Interview Celia Levi

Articles   Dans les saisons passées

Celia Lévi, autrice du livre Les insoumises, était venue à l'université dans le cadre des rencontres littéraires organisées par la Direction culture en 2019. Son dernier roman, La Tannerie aux éditions Tristram, a été sélectionné pour la 8e édition du Prix du Roman des étudiants France Culture-Télérama. Elle s'est prêtée au jeu de l'interview.

Celia Levi, je sais que vous n'êtes jamais certaine d'écrire un nouveau roman... Savez-vous pourquoi vous avez écrit celui-ci ? 

Les raisons pour lesquelles j’écris un roman finissent souvent par s’estomper devant la matière romanesque. Plusieurs raisons se sont mêlées et ont rendu l’écriture impérieuse. Je travaillais dans un établissement artistique, j’ai eu l’impression que ce type de lieu était une métaphore de la social-démocratie de nos sociétés occidentales, qu’il s’y concentrait des thématiques actuelles : le travail, l’exploitation des employés, l’hypocrisie du milieu culturel et artistique, la spectacularisation de l’art, la gentrification des quartiers populaires. Et puis il y avait cette vie parisienne frivole, mise en avant et dont le côté obscène n’était que rarement évoqué. Par ailleurs, il y a eu aussi en même temps des exilés, qui s’étant installés porte de la Chapelle étaient pourchassés sans relâche, puis Nuit debout et les manifestations contre la loi travail. J’avais envie de relater ces événements. 

 

Que vous a permis le choix d'une narratrice telle que Jeanne ?

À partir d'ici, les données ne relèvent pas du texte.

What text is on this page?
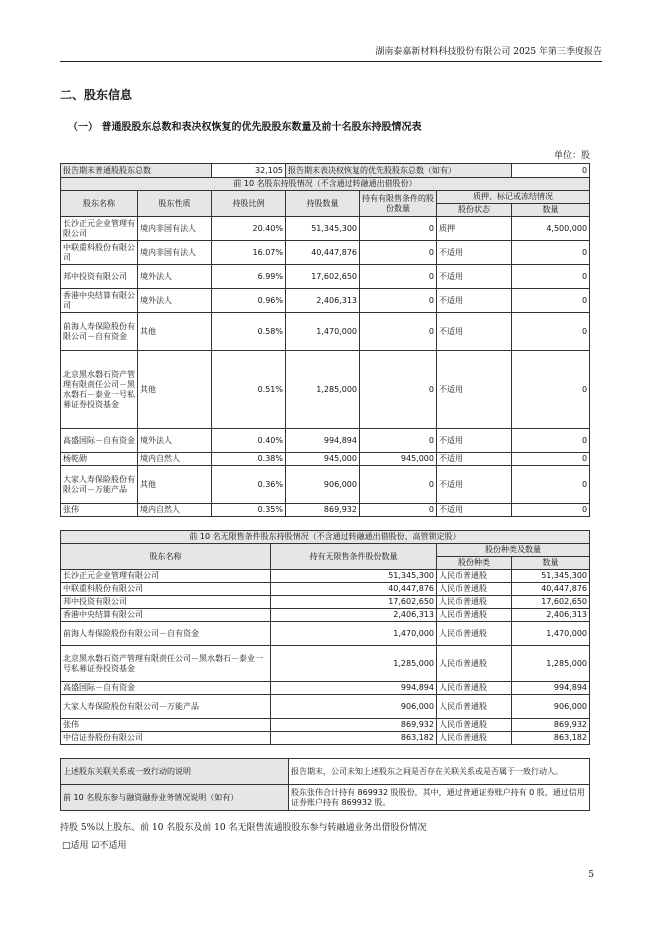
湖南泰嘉新材料科技股份有限公司 2025 年第三季度报告
二、股东信息
（一） 普通股股东总数和表决权恢复的优先股股东数量及前十名股东持股情况表
单位：股
报告期末普通股股东总数		32,105	报告期末表决权恢复的优先股股东总数（如有）			0
前 10 名股东持股情况（不含通过转融通出借股份）						
股东名称	股东性质	持股比例	持股数量	持有有限售条件的股份数量	质押、标记或冻结情况	
					股份状态	数量
长沙正元企业管理有限公司	境内非国有法人	20.40%	51,345,300	0	质押	4,500,000
中联重科股份有限公司	境内非国有法人	16.07%	40,447,876	0	不适用	0
邦中投资有限公司	境外法人	6.99%	17,602,650	0	不适用	0
香港中央结算有限公司	境外法人	0.96%	2,406,313	0	不适用	0
前海人寿保险股份有限公司－自有资金	其他	0.58%	1,470,000	0	不适用	0
北京黑水磐石资产管理有限责任公司－黑水磐石－泰业一号私募证券投资基金	其他	0.51%	1,285,000	0	不适用	0
高盛国际－自有资金	境外法人	0.40%	994,894	0	不适用	0
杨乾勋	境内自然人	0.38%	945,000	945,000	不适用	0
大家人寿保险股份有限公司－万能产品	其他	0.36%	906,000	0	不适用	0
张伟	境内自然人	0.35%	869,932	0	不适用	0
前 10 名无限售条件股东持股情况（不含通过转融通出借股份、高管锁定股）			
股东名称	持有无限售条件股份数量	股份种类及数量	
		股份种类	数量
长沙正元企业管理有限公司	51,345,300	人民币普通股	51,345,300
中联重科股份有限公司	40,447,876	人民币普通股	40,447,876
邦中投资有限公司	17,602,650	人民币普通股	17,602,650
香港中央结算有限公司	2,406,313	人民币普通股	2,406,313
前海人寿保险股份有限公司－自有资金	1,470,000	人民币普通股	1,470,000
北京黑水磐石资产管理有限责任公司－黑水磐石－泰业一号私募证券投资基金	1,285,000	人民币普通股	1,285,000
高盛国际－自有资金	994,894	人民币普通股	994,894
大家人寿保险股份有限公司－万能产品	906,000	人民币普通股	906,000
张伟	869,932	人民币普通股	869,932
中信证券股份有限公司	863,182	人民币普通股	863,182
上述股东关联关系或一致行动的说明	报告期末，公司未知上述股东之间是否存在关联关系或是否属于一致行动人。
前 10 名股东参与融资融券业务情况说明（如有）	股东张伟合计持有 869932 股股份，其中，通过普通证券账户持有 0 股，通过信用证券账户持有 869932 股。
持股 5%以上股东、前 10 名股东及前 10 名无限售流通股股东参与转融通业务出借股份情况
□适用 ☑不适用
5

Jeanne est jeune, elle ne connaît pas Paris, elle est naïve, facilement impressionnable. Elle permettait de sonder le lieu, la Tannerie, avec des yeux vierges et donc de faire ressortir avec plus de force l’imposture des discours puisqu’elle les prend à la lettre.  C’est un topos littéraire que celui du personnage du naïf. Et cela confère au lecteur plus de liberté. 

 

Qu'est-ce que "la Tannerie", qui donne son titre au livre ? 

La Tannerie est comme son nom l’indique une ancienne tannerie construite à la fin du 19e siècle à Pantin et qui a été transformée en établissement artistique et culturel. Le roman s’articule autour de ce lieu qui est un microcosme de la société française d’aujourd’hui. J’ai pensé Au bonheur des dames en décrivant cet endroit. La Tannerie est comparable au grand magasin de Zola, les œuvres d’art n’y sont pas moins des marchandises que les tissus. Le lieu exerce sur l’héroïne la même fascination. Et les deux lieux ont un rôle central : ils représentent la cristallisation emblématique du récit.

 

Ma dernière question se veut scolaire mais non dénuée d'affect... La Tannerie, est-ce L'éducation sentimentale du XXIe siècle ? 

Pour Walter Benjamin, la révolution ne regarde pas le futur mais le passé, elle remplit le passé " d’à-présent ". La réalité qui est décrite dans le roman est une réalité médiatisée par une série de représentations et de références, références au monde ouvrier, à un Paris insurgé ; tout cela renvoie au 19e siècle. Il y a en effet de nombreuses références au roman d’apprentissage du XIXe siècle, et à L'éducation sentimentale en particulier. 

Plus qu’un jeu de piste méta-littéraire, il m’a semblé que le roman dans sa forme ne pouvait pas ne pas prendre en compte cet héritage, que là-même résiderait justement l’efficacité du roman et que le lecteur, s’il le désirait, pourrait y découvrir certains aspects de la vérité d’une époque.

 

Quel souvenir gardez-vous de votre venue à l'Université de Lille en 2019 ?

J’en garde un excellent souvenir, les questions et remarques des étudiants étaient très fines et très intéressantes, l’accueil chaleureux. Je m’en souviens comme d’une rencontre de très grande qualité.